Ждать пришлось недолго. Караван спешил; уставшие животные, чуя приближение долгожданного отдыха и обязательной кормежки, шли сами — не было никакой нужды их подгонять. И вот первые двое коней ступили на городскую землю. На них ехали важный одноглазый купец и его черный слуга. За ними в ворота города втянулся остальной караван. Тяжелые ворота со скрипом и грохотом закрылись. Одноглазый караванщик спешился, сладко потянувшись. К нему уже спешил радостный сборщик налогов.

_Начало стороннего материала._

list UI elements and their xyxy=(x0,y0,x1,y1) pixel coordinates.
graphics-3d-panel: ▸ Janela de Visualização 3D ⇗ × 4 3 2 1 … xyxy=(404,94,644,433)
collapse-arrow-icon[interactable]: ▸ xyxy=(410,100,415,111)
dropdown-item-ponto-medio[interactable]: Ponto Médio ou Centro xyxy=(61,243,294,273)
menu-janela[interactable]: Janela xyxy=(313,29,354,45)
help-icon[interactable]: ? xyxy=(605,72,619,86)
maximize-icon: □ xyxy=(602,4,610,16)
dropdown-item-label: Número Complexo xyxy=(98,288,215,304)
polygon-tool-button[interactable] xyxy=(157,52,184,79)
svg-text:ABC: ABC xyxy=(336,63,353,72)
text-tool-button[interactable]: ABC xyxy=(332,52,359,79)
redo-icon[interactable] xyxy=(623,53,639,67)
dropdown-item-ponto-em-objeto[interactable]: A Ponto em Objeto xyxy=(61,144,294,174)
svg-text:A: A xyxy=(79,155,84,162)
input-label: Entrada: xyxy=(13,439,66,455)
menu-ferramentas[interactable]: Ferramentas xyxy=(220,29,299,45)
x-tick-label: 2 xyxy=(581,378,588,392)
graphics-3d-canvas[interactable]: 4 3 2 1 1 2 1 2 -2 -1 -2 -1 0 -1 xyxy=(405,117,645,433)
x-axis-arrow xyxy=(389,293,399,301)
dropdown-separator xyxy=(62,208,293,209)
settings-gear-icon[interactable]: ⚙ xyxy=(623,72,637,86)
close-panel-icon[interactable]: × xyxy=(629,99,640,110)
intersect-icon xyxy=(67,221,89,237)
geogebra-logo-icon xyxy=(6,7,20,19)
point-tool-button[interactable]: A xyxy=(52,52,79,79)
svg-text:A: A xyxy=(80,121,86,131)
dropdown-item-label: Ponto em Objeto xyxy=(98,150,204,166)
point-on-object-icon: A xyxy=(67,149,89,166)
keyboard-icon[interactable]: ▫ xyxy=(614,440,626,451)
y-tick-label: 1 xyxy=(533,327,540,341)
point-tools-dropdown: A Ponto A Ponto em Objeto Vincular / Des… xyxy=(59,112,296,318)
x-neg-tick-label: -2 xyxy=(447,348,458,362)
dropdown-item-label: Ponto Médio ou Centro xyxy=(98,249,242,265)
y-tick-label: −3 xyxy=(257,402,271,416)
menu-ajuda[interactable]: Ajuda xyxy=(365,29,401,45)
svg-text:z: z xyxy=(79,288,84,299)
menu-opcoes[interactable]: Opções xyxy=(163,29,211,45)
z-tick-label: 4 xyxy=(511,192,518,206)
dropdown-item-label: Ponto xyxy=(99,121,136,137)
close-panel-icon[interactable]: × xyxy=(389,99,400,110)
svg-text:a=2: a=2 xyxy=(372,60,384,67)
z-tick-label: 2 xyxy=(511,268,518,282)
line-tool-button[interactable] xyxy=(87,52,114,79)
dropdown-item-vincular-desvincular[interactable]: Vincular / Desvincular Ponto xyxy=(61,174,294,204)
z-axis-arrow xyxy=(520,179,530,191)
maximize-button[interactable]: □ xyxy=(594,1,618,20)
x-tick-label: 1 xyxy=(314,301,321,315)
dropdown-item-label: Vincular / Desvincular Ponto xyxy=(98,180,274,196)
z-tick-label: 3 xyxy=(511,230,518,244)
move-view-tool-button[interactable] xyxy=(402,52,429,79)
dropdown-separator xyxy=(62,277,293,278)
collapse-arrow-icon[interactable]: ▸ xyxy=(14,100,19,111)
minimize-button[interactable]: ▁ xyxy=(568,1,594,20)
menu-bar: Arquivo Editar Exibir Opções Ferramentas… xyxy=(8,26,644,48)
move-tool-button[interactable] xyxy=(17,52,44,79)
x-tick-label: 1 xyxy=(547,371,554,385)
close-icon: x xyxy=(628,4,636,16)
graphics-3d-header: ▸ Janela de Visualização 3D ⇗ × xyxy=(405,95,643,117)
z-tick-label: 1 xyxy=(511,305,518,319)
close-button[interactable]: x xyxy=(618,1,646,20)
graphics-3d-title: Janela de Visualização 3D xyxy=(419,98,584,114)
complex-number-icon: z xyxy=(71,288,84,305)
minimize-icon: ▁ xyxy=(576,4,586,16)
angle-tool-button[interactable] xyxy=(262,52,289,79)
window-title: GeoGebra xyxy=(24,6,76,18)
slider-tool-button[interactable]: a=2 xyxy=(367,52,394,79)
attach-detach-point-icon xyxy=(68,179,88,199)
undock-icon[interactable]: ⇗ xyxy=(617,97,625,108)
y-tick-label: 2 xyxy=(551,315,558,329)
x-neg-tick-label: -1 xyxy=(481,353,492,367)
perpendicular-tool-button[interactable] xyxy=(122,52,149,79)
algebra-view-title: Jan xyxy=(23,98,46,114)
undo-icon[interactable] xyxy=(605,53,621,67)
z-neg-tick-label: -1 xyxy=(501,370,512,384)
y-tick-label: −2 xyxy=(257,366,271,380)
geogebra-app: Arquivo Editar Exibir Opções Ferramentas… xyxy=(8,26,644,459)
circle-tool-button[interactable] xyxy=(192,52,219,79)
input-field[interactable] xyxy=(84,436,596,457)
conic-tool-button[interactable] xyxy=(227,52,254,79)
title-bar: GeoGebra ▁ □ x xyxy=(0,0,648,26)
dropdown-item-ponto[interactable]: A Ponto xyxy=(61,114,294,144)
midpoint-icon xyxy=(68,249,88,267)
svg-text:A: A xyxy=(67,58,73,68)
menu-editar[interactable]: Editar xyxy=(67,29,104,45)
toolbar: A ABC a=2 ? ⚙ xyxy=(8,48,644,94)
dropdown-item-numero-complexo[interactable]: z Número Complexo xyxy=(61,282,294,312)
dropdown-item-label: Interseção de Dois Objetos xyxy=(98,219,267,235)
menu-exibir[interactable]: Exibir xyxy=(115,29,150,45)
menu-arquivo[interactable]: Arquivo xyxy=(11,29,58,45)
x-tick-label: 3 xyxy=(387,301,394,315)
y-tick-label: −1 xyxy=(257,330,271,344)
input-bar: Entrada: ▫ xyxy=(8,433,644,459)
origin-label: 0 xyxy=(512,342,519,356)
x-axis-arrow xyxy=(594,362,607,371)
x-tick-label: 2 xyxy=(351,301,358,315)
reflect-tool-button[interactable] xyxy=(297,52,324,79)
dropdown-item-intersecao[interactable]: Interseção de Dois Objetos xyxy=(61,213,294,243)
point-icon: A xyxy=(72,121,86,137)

— Салам алейкум, почтеннейший…
— Хасан. Так меня зовут, — одноглазый бородач изволил заметить обиралу и повернуть к нему голову. — Салам, салам. Думал, не успеем, и придется заночевать у стен города.
— Зря беспокоились, почтеннейший Хасан. Двери нашего города всегда гостеприимно открыты для всех страждущих, но все имеет свою цену.
— Ты прав. Назови свою цену, э-э…
— Ваш покорный слуга Маруф, — почтительно склонился сборщик налогов.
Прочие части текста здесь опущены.